Il nous faut donc joindre au trio mimétique une quatrième personne, bien distincte. Et pour cela, elle ne doit être ni médiateur, ni soumise à son influence, ni objet du désir. C’est donc un élément neutre (les adeptes des mathématiques apprécieront le charme de la coïncidence). Mais pourquoi donc l’ajouter si c’est un élément neutre ? Restons à trois personnes et tout ira bien.

Il existe cependant une très bonne raison de l’ajouter ;  cette quatrième personne tient un rôle dans le système relationnel mimétique : elle est celle qui n’est pas désignée par le médiateur. Le sujet ne sait où tourner son désir, le médiateur va lui désigner l’objet. Mais désigner, c’est distinguer. Et l’acte de distinguer exige d’avoir à faire un choix entre au moins deux éléments. Autrement dit, s’il ne se trouve qu’un seul objet possible, le rôle du médiateur est strictement tautologique : cela ne signifie pas grand chose que de désigner le seul choix existant. Mais grâce à notre quatrième personne, le rôle de médiateur devient substantiel, puisqu’il différencie l’un des deux objets possibles.

Troquer le triangle mimétique pour un carré ne remet pas en cause l’analyse girardienne du désir. Bien évidemment, l’objet du désir y est désigné parmi nombre de possibilités. Simplement, le triangle ne les représente pas.

A ce stade un petit croquis s’impose. Voici le triangle bien connu, dans lequel le médiateur désigne l’objet au sujet et suscite ainsi son désir :

Passons maintenant au carré ;  il montre les deux objets parmi lesquels le médiateur « choisit » :

Bien sûr, nous pouvons multiplier les objets que le médiateur ne désigne pas. Mais il suffit d’un seul pour engendrer par récurrence cette multitude.

Le triangle mimétique est-il un carré qui s’ignore ? J’incline vers une réponse positive. J’espère que la troupe des girardiens ne me lynchera pas pour ainsi reconfigurer le schéma de synthèse de la théorie mimétique. Et sous l’inspiration de Lévi-Strauss par-dessus le marché. En réalité, je n’ai pas ajouté de personnage au triangle mimétique ; le carré ne fait que révéler ce quatrième, implicitement présent.
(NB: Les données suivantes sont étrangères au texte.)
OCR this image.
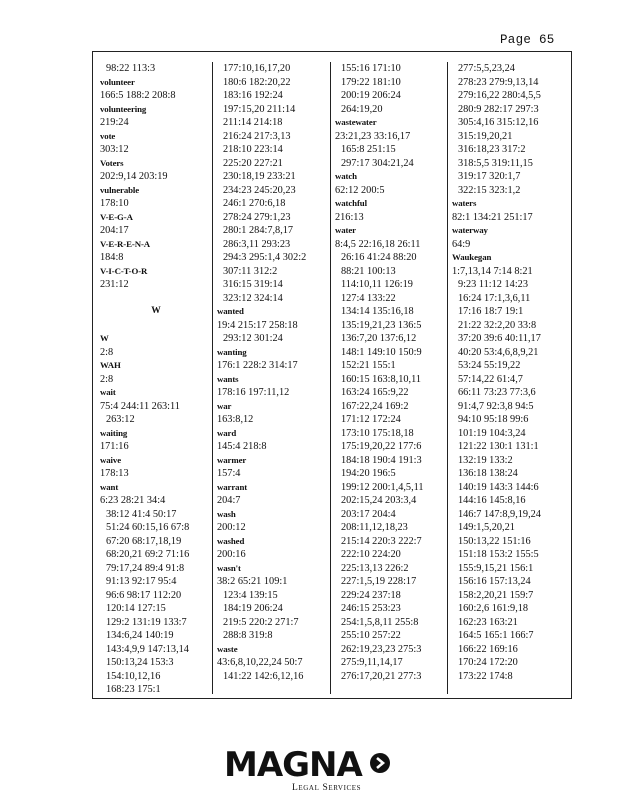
Page 65
98:22 113:3
volunteer
166:5 188:2 208:8
volunteering
219:24
vote
303:12
Voters
202:9,14 203:19
vulnerable
178:10
V-E-G-A
204:17
V-E-R-E-N-A
184:8
V-I-C-T-O-R
231:12
W
W
2:8
WAH
2:8
wait
75:4 244:11 263:11
263:12
waiting
171:16
waive
178:13
want
6:23 28:21 34:4
38:12 41:4 50:17
51:24 60:15,16 67:8
67:20 68:17,18,19
68:20,21 69:2 71:16
79:17,24 89:4 91:8
91:13 92:17 95:4
96:6 98:17 112:20
120:14 127:15
129:2 131:19 133:7
134:6,24 140:19
143:4,9,9 147:13,14
150:13,24 153:3
154:10,12,16
168:23 175:1
177:10,16,17,20
180:6 182:20,22
183:16 192:24
197:15,20 211:14
211:14 214:18
216:24 217:3,13
218:10 223:14
225:20 227:21
230:18,19 233:21
234:23 245:20,23
246:1 270:6,18
278:24 279:1,23
280:1 284:7,8,17
286:3,11 293:23
294:3 295:1,4 302:2
307:11 312:2
316:15 319:14
323:12 324:14
wanted
19:4 215:17 258:18
293:12 301:24
wanting
176:1 228:2 314:17
wants
178:16 197:11,12
war
163:8,12
ward
145:4 218:8
warmer
157:4
warrant
204:7
wash
200:12
washed
200:16
wasn't
38:2 65:21 109:1
123:4 139:15
184:19 206:24
219:5 220:2 271:7
288:8 319:8
waste
43:6,8,10,22,24 50:7
141:22 142:6,12,16
155:16 171:10
179:22 181:10
200:19 206:24
264:19,20
wastewater
23:21,23 33:16,17
165:8 251:15
297:17 304:21,24
watch
62:12 200:5
watchful
216:13
water
8:4,5 22:16,18 26:11
26:16 41:24 88:20
88:21 100:13
114:10,11 126:19
127:4 133:22
134:14 135:16,18
135:19,21,23 136:5
136:7,20 137:6,12
148:1 149:10 150:9
152:21 155:1
160:15 163:8,10,11
163:24 165:9,22
167:22,24 169:2
171:12 172:24
173:10 175:18,18
175:19,20,22 177:6
184:18 190:4 191:3
194:20 196:5
199:12 200:1,4,5,11
202:15,24 203:3,4
203:17 204:4
208:11,12,18,23
215:14 220:3 222:7
222:10 224:20
225:13,13 226:2
227:1,5,19 228:17
229:24 237:18
246:15 253:23
254:1,5,8,11 255:8
255:10 257:22
262:19,23,23 275:3
275:9,11,14,17
276:17,20,21 277:3
277:5,5,23,24
278:23 279:9,13,14
279:16,22 280:4,5,5
280:9 282:17 297:3
305:4,16 315:12,16
315:19,20,21
316:18,23 317:2
318:5,5 319:11,15
319:17 320:1,7
322:15 323:1,2
waters
82:1 134:21 251:17
waterway
64:9
Waukegan
1:7,13,14 7:14 8:21
9:23 11:12 14:23
16:24 17:1,3,6,11
17:16 18:7 19:1
21:22 32:2,20 33:8
37:20 39:6 40:11,17
40:20 53:4,6,8,9,21
53:24 55:19,22
57:14,22 61:4,7
66:11 73:23 77:3,6
91:4,7 92:3,8 94:5
94:10 95:18 99:6
101:19 104:3,24
121:22 130:1 131:1
132:19 133:2
136:18 138:24
140:19 143:3 144:6
144:16 145:8,16
146:7 147:8,9,19,24
149:1,5,20,21
150:13,22 151:16
151:18 153:2 155:5
155:9,15,21 156:1
156:16 157:13,24
158:2,20,21 159:7
160:2,6 161:9,18
162:23 163:21
164:5 165:1 166:7
166:22 169:16
170:24 172:20
173:22 174:8
MAGNA
Legal Services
La pureté mathématique conduirait d’ailleurs plutôt à un tétraèdre, c’est-à-dire une pyramide à base triangulaire : elle comporte bien quatre sommets (nos quatre personnages), et ils s’y trouvent tous directement liés, ainsi que le montre le schéma suivant :

Vous voyez  que le triangle mimétique est bien inclus dans le schéma. Mais un tétraèdre nous emmène vers la géométrie dans l’espace, qui n’est pas toujours maniable aisément. Restons-en donc à la simplicité du carré.

A quoi bon ?

Ces considérations géométriques et girardiennes ont-elles une utilité ? J’en vois une, celle de faire le lien avec le deuxième grand concept de la pensée de Girard, le bouc émissaire. Souvent, les interlocuteurs à qui l’on expose la théorie comprennent bien le mimétisme d’une part, le bouc émissaire de l’autre, mais sont moins à l’aise pour faire la jonction entre les deux.  Le schéma du carré peut y aider ; voici comment.

Le bouc émissaire apporte une (pseudo) résolution à une crise de la communauté. Il faut donc une communauté, et cela commence à quatre, nous dit Lévi-Strauss. La fortune du structuralisme étant ce qu’elle est, ajoutons d’autres raisons, si possible endogènes à la théorie girardienne.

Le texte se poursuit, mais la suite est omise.